恋より仕事と決めたのに、エリートなお隣さんが心の壁を越えてくる

「こんな風に、素顔のきみが見られることがうれしい。やっと心から甘えてもらえる存在になれたんだって、そんな気がして」
「昴矢さん……」

 愛情深いセリフに私の方こそ彼が愛おしくなって、自分からそっと触れるだけのキスをする。

 甘い視線が絡んで、今度は彼の方から何度も口づけを降らせ、シーツの上でギュッとお互いの手を握り合うと、私たちはひとつになった。

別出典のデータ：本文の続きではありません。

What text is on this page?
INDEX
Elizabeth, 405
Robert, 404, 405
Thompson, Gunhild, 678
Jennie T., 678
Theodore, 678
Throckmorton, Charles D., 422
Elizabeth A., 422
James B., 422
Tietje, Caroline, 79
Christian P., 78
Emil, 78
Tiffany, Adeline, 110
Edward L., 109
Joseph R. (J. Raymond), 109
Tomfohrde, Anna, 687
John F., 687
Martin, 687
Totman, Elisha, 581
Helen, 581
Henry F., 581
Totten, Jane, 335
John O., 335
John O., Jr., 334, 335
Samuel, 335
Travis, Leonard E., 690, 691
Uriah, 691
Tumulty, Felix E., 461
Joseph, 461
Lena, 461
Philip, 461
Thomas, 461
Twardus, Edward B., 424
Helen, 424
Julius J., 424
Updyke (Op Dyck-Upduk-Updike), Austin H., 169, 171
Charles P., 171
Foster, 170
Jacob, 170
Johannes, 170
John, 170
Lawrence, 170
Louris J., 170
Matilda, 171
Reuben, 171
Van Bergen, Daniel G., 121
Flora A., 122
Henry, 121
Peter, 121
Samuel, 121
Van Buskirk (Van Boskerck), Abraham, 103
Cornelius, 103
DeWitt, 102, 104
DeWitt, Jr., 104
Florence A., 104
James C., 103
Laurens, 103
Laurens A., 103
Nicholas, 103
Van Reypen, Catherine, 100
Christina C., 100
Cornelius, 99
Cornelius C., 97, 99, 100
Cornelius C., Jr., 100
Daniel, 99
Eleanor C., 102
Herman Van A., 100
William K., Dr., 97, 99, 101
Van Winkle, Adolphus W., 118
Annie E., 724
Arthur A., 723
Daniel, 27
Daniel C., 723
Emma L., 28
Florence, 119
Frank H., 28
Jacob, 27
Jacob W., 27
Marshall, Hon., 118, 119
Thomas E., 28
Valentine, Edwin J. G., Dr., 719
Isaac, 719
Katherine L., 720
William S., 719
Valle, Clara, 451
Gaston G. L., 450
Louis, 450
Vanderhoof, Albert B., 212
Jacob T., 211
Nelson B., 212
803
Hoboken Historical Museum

 彼の温もりに全身を包まれる幸福に、目の端からつうっと涙がこぼれる。

「……ごめん、痛い?」

 涙に気づいた彼が、指先でそっと濡れた目尻を拭う。

 こんな時でも優しい彼に、恋情が募っていく。

「違います。あまりに幸せなのと……昴矢さんのこと、好きすぎて」

 微笑みを浮かべて素直にそう伝えると、昴矢さんが困ったように笑う。

「そんなこと言われたら、優しく抱けなくなるだろ」
「大丈夫です。……昴矢さんになら、どんな風にされても」
「光栄だけど、今日は大切に抱くって約束だから。志乃には無理させない。ゆっくり、丁寧に愛させて」 
「昴矢さ――あ、ん……」

 どこまでも深い愛を感じる彼の行為は、激しいそれよりむしろ甘く官能的で、体中が彼の色に染まっていくような感覚に恍惚となる。

 昴矢さんと一緒にいれば、きっと私が長年抱えていたコンプレックスも、ゆっくり溶けてなくなっていくのだろう。

 彼の優しさに心も体も癒されたその夜、天にも昇りそうな快楽の狭間で、私はそんなことを思った。